Responsible for assisting Coding Department and CBO in working charges on hold and denials to ensure optimum reimbursement based on accurate coding and meet all government-mandated procedures for Integrity and Compliance. Will assist in reviewing claims for accurate diagnosis and modifier usage. Will be required to reach out to senior coders for guidance when they are unsure or presented with a situation that is above their experience level. Will assist the Charge Capture Specialist in gathering and scanning documents to Senior Coders for coding and charge entry. 1 year from date of hire, employee will be required to take the internal test for movement to Coding Specialist.
EDUCATION: High school diploma or equivalent.
CERTIFICATION/LICENSES: CPC (desirable) or CPC-H. Will be required to obtain their AAPC ICD-10 Certification within a reasonable amount of time as applicable.
Excellent written and verbal communication skills.

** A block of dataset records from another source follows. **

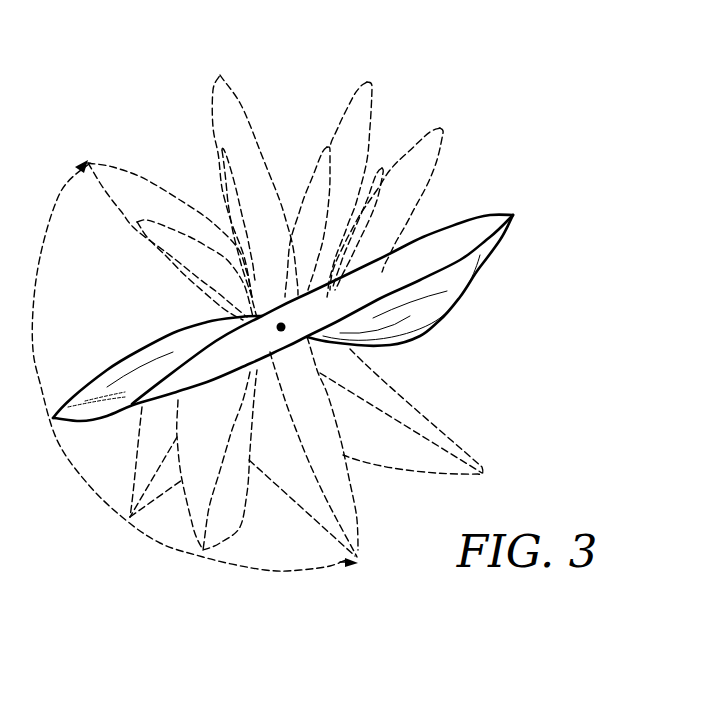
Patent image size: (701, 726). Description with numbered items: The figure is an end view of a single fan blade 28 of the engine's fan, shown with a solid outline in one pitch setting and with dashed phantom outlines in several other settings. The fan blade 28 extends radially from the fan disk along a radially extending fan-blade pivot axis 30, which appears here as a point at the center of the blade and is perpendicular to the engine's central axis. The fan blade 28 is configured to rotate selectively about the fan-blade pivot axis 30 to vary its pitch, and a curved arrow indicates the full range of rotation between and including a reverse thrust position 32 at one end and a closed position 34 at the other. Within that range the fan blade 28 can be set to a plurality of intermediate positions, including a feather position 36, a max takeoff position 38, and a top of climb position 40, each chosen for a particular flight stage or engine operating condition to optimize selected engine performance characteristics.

The fan blade 28 is at (468, 292).
The fan-blade pivot axis 30 is at (281, 322).
The reverse thrust position 32 is at (130, 172).
The closed position 34 is at (360, 530).
The feather position 36 is at (150, 347).
The max takeoff (MTO) position 38 is at (233, 523).
The top of climb (TOC) position 40 is at (151, 532).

Detail and results oriented.
Ability to work independently and know when to ask for assistance
Medical terminology, ICD-9 (ICD-10), CPT-4, HCPCS knowledge required.
Must have proficient knowledge of Medicare, Medicaid and other third party payer documentation, coding and billing regulations for service lines (s) assigned.

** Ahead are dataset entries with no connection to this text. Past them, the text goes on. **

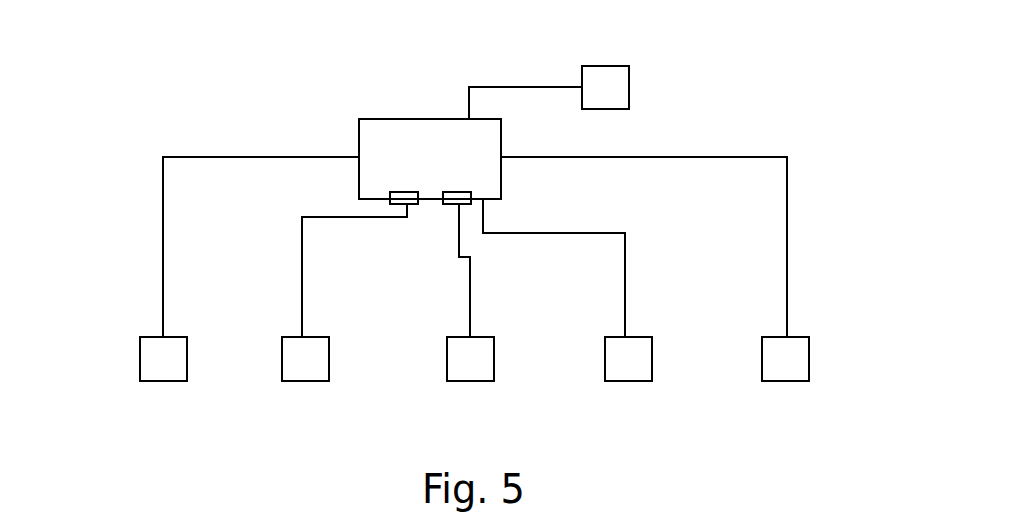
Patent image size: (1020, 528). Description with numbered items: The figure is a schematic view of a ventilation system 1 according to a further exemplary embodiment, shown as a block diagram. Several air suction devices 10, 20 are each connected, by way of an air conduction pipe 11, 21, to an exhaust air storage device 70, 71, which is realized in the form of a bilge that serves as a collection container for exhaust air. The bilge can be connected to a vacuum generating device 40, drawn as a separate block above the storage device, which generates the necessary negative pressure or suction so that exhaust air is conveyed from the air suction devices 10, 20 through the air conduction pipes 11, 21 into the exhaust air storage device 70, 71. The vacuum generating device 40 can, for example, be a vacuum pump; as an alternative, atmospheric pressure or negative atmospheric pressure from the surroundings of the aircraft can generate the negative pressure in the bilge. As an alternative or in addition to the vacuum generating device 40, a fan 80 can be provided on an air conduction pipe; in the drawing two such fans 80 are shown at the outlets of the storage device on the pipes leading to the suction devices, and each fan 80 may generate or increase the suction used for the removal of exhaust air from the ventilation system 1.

The sensor system 1 is at (219, 120).
The air suction device 10 is at (503, 387).
The air suction device 20 is at (158, 366).
The air conduction pipe 11 is at (422, 247).
The air conduction pipe 21 is at (162, 168).
The exhaust air storage device 70 is at (421, 127).
The evaluation unit 71 is at (388, 137).
The fan 80 is at (410, 204).
The vacuum generating device 40 is at (612, 87).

Knowledge of CMS 1500 form locator requirements. Familiarity with billing requirements and claim submission processes for Fiscal Intermediary, Carrier and major insurers.
Must possess excellent organization and planning skills, including the ability to prioritize multiple tasks and perform them both accurately and simultaneously.
Must possess strong written and verbal communication skills in order to communicate in clear, concise terms to management at all levels, including the ability to communicate regulatory information in layman's terms.
Must possess a personal presence of highly qualified professional that is characterized by a sense of honesty, integrity and the ability to support the mission of the organization.
Requires detailed knowledge of healthcare billing and coding in terms of what and how work is to be done as well as why it is done, this level includes interpretation of data.
Ability to exercise choice in how work is accomplished with independence to operate within established policies, procedures and schedules.
Be open to the challenge to learn in the first year EM and procedural coding for multispecialty physician practices.
EXPERIENCE: Must have1 year experience as a CPC in diagnosis coding, and denial management in physician practice or hospital setting. At least 3 years' experience of billing or denial management in lieu of 1 year experience as a CPC.
NATURE OF SUPERVISION:
-Responsible to: CSVMG Director of Coding and Revenue Cycle
- Bloodborne pathogens - A
General office environment. Knowledge of general safety standards. Exposure to hazards from electrical/mechanical/power equipment.
PHYSICAL REQUIREMENTS: Continuous sedentary position with intense mental concentration up to 7.5 hours per day, using sound ergonomic principles. Data entry up to 7 hours a day. Light physical effort (able to lift/carry up to 10 lbs.) Occasional reaching, stretching, bending, kneeling.
CHRISTUS HEALTH is an international Catholic, faith-based, not-for-profit health system comprised of almost more than 600 services and facilities, including more than 60 hospitals and long-term care facilities, 350 clinics and outpatient centers, and dozens of other health ministries and ventures. CHRISTUS operates in 6 U.S. states, Colombia, Chile and 6 states in Mexico. To support our health care ministry, CHRISTUS Health employs approximately 45,000 Associates and has more than 15,000 physicians on medical staffs who provide care and support for patients. CHRISTUS Health is listed among the top ten largest Catholic health systems in the United States.